Gün kurtarılıyor, seçime kadar ne yapıp edelim seçimi görelim, ondan sonrası Allah kerim. Buna da kader diyorlar, kaderle ne ilgisi var ekonomi politikasının. Diyanet’in bütçesinden bahsettiniz, Diyanet ki bu dinimize hakarettir böyle bir şey olamaz; ‘Zamlar Allah tarafından yapılıyor’ dendi. Böyle bir rezillik olur mu bu dinsizliktir, bu gerçekten dine saygısızlıktır elhamdülillah Müslümanız, Diyanet’ten başka bu konuları bilen yok mu? Olacak şey midir, böyle laflarlar edilir mi! Sadece iktidar peşinde koşan, iktidara hizmet eden, siyaset yapan, İslam dinini siyasetin, Erdoğan’ın hizmetine sokan bir kurumdan bahsediyoruz, ne kadar utanç duyulacak bir şey değil mi? Bu para onun için veriliyor. Halbuki yüce dinimizin Erdoğan’a alet edilmemesi gerekir yazık günah.
“TAŞIT GİDERLERİ ANORMAL BOYUTLARDA. ALINACAK TAŞITLARDA MÜTHİŞ ARTIŞ VAR”
(VERGİ YÜKÜ): Bu senenin vergi gelirlerine bakın, geçen yıla göre vergi gelirlerinde müthiş var. Ağırlıklı olarak bizden alınan, yani biz su, elektrik kullandığımızda, alışveriş yaptığımızda bizim tükettiklerimiz üzerinden alınan vergiler bunlar. Vatandaştan alınan vergilerle keyif ediyorlar. Taşıt giderleri anormal boyutlarda. Alınacak taşıtlarda müthiş artış var. Sanki Erdoğan’ın filosunda araba yokmuş gibi, bir yerden bir yere geçerken 2 dakika sürüyor konvoyu, bunu 4 dakikaya çıkarmaya çalışıyorlar sanki, dünyada yok böyle bir örneği.
“TABLOYA EKLEMEDİKLERİ RAKAMLAR VAR, BORÇLARIMIZ VAR, ÇOK BÜYÜK BORÇLARIMIZ VAR”
Bizim borçlarımız çok fazla değil, gayri safi milli hasılayla oranladığın zaman. Tabloya eklemedikleri rakamlar var, borçlarımız var, çok büyük borçlarımız var.
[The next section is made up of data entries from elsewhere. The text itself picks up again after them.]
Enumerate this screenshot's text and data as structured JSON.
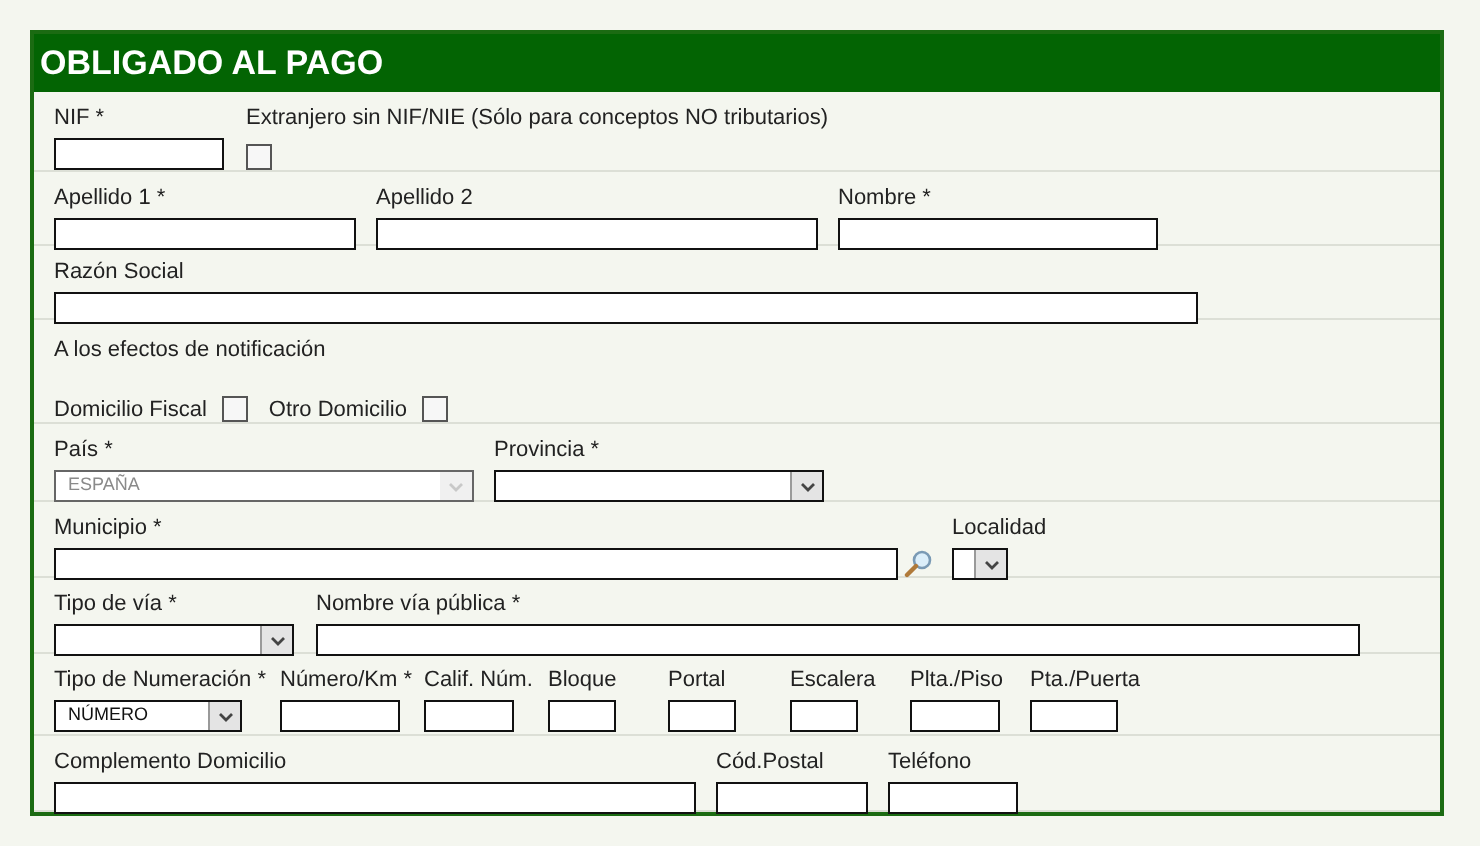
{
  "panel": {
    "title": "OBLIGADO AL PAGO"
  },
  "rows": [
    {
      "fields": [
        {
          "kind": "text",
          "label": "NIF *"
        },
        {
          "kind": "checkbox",
          "label": "Extranjero sin NIF/NIE (Sólo para conceptos NO tributarios)",
          "checked": false
        }
      ]
    },
    {
      "fields": [
        {
          "kind": "text",
          "label": "Apellido 1 *"
        },
        {
          "kind": "text",
          "label": "Apellido 2"
        },
        {
          "kind": "text",
          "label": "Nombre *"
        }
      ]
    },
    {
      "fields": [
        {
          "kind": "text",
          "label": "Razón Social"
        }
      ]
    },
    {
      "note": "A los efectos de notificación",
      "options": [
        {
          "label": "Domicilio Fiscal",
          "checked": false
        },
        {
          "label": "Otro Domicilio",
          "checked": false
        }
      ]
    },
    {
      "fields": [
        {
          "kind": "select",
          "label": "País *",
          "value": "ESPAÑA",
          "disabled": true
        },
        {
          "kind": "select",
          "label": "Provincia *",
          "disabled": false
        }
      ]
    },
    {
      "fields": [
        {
          "kind": "search",
          "label": "Municipio *"
        },
        {
          "kind": "select",
          "label": "Localidad",
          "disabled": false
        }
      ]
    },
    {
      "fields": [
        {
          "kind": "select",
          "label": "Tipo de vía *",
          "disabled": false
        },
        {
          "kind": "text",
          "label": "Nombre vía pública *"
        }
      ]
    },
    {
      "fields": [
        {
          "kind": "select",
          "label": "Tipo de Numeración *",
          "value": "NÚMERO",
          "disabled": false
        },
        {
          "kind": "text",
          "label": "Número/Km *"
        },
        {
          "kind": "text",
          "label": "Calif. Núm."
        },
        {
          "kind": "text",
          "label": "Bloque"
        },
        {
          "kind": "text",
          "label": "Portal"
        },
        {
          "kind": "text",
          "label": "Escalera"
        },
        {
          "kind": "text",
          "label": "Plta./Piso"
        },
        {
          "kind": "text",
          "label": "Pta./Puerta"
        }
      ]
    },
    {
      "fields": [
        {
          "kind": "text",
          "label": "Complemento Domicilio"
        },
        {
          "kind": "text",
          "label": "Cód.Postal"
        },
        {
          "kind": "text",
          "label": "Teléfono"
        }
      ]
    }
  ]
}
Bunun altından gerçekten seçimden sonra Türkiye’yi büyük sıkıntılar bekliyor. Her şeyi erteliyorlar. Normalde doğalgaz alımından dolayı BOTAŞ’ın ödemesi gereken meblağları da borcu sonuçta onu da ertelemeye çalışıyorlar. O da borçları artıran bir unsur. İç borçlarda bile dövizli borçlar var. Ya da sabit faizli değil değişken faizli borçlanıyoruz, enflasyon arttıkça borç yükümüz de artıyor. Şu anda 550 milyarı geçmiş durumunda, yabancı parayla olan borçlarımız.
“3-5 SENE ÖNCE BİR ARABA ALINAN MEBLAĞLA, 55-56 BİN LİRAYLA ŞİMDİ BİR TELEFON ALABİLİYORSUNUZ”
Dünyada bir artıyorsa fiyatlar sen de beş artıyor. Faiz artırımına gidilmesinin sebebi tasarrufları teşvik etmektir, enflasyonun önünü kesmek, insanlar harcama yapmasın tasarruf yapsın ona teşvik etmektir. Enflasyon 5 ise faiz 6 ise siz enflasyon üzerinde bir birim kazanacağınız için tasarrufa gidersiniz, harcama yapmazsınız. Türkiye’deki gibi tasarruf yaparsanız, 100 liranız varsa, 100 bin liranız varsa, 100 milyon liranız varsa, bunu 1 yıl beklettiğinizde sizin alacağınız faiz enflasyonun altındaysa paranız erir. Türkiye’de 100 lira ile bir tane araba alabiliyorsanız, gelecek sene onu da alamıyorsunuz. 3-5 sene önce bir araba alınan meblağla 55-56 bin lirayla şimdi bir telefon alabiliyorsunuz. Gerçek faizi piyasaya, enflasyona göre ayarlamazsanız insanlar ellerinde para tutmaz.
Şu anda kimse Türk lirası tutmaz bu şartlarda. Tutmuyor zaten, dövize gidiyor, borsaya gidiyor, parasını değerlendirmek istiyor Türk lirasını tutmuyor, bu ne yapıyor enflasyonu artırıyor. Enflasyonla mücadele etmiyor iktidar.
“10 BİN LİRANIN ALTINDA OLMAMASI LAZIM”
(ASGARİ ÜCRET): Geçen yılın bütçesi 1 trilyon 700 milyardı, bu senenin bütçesi 4,5 trilyon lira. 1,7’den 4,5’a çıktı. Enflasyon bu, bu işte enflasyonu gösteriyor. 1,7’den 4,5’a çıkan enflasyon yüzde 140’lık, 150’lik bir enflasyonu gösteriyor, enflasyon bu gerçek anlamda. Şimdi böyle olduğu zaman asgari ücrete de çalışanlara da işçiye, memura da buna göre zam vermek zorundasınız. Geçen sene neydi yılbaşındaki asgari ücret 4 bin 250, dolayısıyla yüzde 150 olunca ne yapması lazım 10 bini geçmesi lazım, bu kadar. 10 binin altında olmaması lazım. Bütçe de bunu yansıtıyor zaten.”